To Protect Rights and Interests:

  • Defending legal claims

  • Enforcing our Terms of Use and policies

  • Protecting against fraud, abuse, or illegal activity

  • Safeguarding the security and integrity of our Services

  • Protecting the safety of individuals

​

With Your Consent or Direction:

  • When you authorize us to share your information

  • When you direct us to integrate with third-party services

  • When you participate in co-sponsored events or programs

  • We will notify you of legal requests for your Personal Information unless prohibited by law or where notice would be counterproductive.


9.5 Aggregated and De-Identified Information
We may share aggregated, anonymized, or de-identified information that cannot reasonably be used to identify a "Customer" or "Subscribing Organization", or "End-User" including:

  • Questionnaire data

  • Statistical data and research findings

  • Industry benchmarks and trends

  • Usage analytics and performance metrics

Such information is not Personal Information and is not subject to this Privacy Policy.


9.6 No Sale of Personal Information
Important: We do not sell Personal Information. Under California law (CCPA), "sale" has a broad meaning that includes sharing for monetary or other valuable consideration. We do not engage in such activities.

​

10. International Data Transfers
10.1 Global Operations
MoneyMind Profile operates globally and may transfer Personal Information to countries other than where you are located, including:

  • Australia (where our primary operations are based)

  • United States (where our cloud hosting infrastructure is located)

  • United Kingdom (where we maintain offices)
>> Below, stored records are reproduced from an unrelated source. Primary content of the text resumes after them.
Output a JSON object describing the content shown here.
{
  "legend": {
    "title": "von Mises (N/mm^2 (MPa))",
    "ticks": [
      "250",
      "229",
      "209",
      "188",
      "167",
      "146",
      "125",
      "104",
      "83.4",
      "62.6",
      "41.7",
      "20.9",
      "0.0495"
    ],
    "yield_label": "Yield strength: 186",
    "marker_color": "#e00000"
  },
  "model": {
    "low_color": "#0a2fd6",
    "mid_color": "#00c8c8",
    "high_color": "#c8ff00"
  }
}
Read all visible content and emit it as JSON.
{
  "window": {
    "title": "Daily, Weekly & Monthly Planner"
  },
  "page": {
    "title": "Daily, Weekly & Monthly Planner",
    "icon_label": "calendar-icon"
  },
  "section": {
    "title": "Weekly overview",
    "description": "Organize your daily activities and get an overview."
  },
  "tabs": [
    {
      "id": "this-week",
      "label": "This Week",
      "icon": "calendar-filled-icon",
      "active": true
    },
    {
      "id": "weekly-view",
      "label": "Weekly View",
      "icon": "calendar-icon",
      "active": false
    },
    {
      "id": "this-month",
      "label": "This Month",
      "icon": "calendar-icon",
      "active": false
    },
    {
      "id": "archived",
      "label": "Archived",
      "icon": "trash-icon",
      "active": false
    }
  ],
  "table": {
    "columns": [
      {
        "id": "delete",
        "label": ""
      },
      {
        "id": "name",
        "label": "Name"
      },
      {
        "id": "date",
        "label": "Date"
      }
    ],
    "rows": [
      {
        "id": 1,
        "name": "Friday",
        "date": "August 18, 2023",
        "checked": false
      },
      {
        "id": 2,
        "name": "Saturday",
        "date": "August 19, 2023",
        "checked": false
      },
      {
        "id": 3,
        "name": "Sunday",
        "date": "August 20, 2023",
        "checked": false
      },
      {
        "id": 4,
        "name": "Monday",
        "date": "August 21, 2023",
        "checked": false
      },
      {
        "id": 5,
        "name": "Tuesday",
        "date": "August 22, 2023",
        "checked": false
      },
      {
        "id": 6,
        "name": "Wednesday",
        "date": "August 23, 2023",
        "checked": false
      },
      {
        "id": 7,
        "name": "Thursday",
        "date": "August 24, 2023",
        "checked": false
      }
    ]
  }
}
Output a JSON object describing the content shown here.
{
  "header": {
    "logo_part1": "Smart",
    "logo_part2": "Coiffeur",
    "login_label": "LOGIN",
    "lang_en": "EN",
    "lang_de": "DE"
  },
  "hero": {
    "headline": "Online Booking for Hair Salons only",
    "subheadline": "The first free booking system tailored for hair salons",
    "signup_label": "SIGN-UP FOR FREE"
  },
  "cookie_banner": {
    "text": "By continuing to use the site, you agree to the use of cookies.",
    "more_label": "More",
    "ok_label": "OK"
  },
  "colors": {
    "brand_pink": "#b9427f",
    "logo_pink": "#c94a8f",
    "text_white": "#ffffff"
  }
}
  • Other countries where our service providers operate

 

10.2 Adequacy Decisions
Where possible, we transfer Personal Information to countries recognized as providing adequate protection:

  • The European Commission has recognized certain countries (including the UK, post-Brexit) as providing adequate protection for personal data

  • Australia is recognized under the EU-Australia adequacy decision

​

10.3 Safeguards for International Transfers
When transferring Personal Information to countries not recognized as providing adequate protection, we implement appropriate safeguards, including:

  • Standard Contractual Clauses (SCCs):

  • We use the European Commission's Standard Contractual Clauses for transfers from the EU/EEA

  • We use the UK International Data Transfer Agreement (IDTA) or Addendum for transfers from the UK

  • These clauses provide contractual protections for your Personal Information

​

Binding Corporate Rules:

As we expand, we may implement Binding Corporate Rules for intra-group transfers

Supplementary Measures:

  • Encryption in transit and at rest

  • Strict access controls and authentication

  • Regular security assessments

  • Data minimization practices

​

10.4 Your Consent
By using our Services or providing Personal Information, you acknowledge and consent (where required by law) to the transfer of your Personal Information to countries that may have different data protection laws than your country of residence.


10.5 Data Localization
For some Subscribing Organizations, particularly those in highly regulated industries or jurisdictions, we may offer options to:

  • Store data in specific geographic regions

  • Limit cross-border transfers

  • Implement additional security and access controls

Please contact us to discuss data localization options.

​

11. Aggregated and De-Identified Data
11.1 Our Use of Aggregated Data
We create aggregated, anonymized, and de-identified data from "Customer" or "Subscribing Organization", or "End-User" Information to:

  • Improve the Services and develop new features

  • Conduct research and analytics

  • Generate industry insights and benchmarks

  • Produce statistical reports and trends

  • Enhance our algorithms and risk assessment models

​

11.2 De-Identification Process
When we aggregate and de-identify data:

  • We remove all direct identifiers (names, email addresses, account IDs)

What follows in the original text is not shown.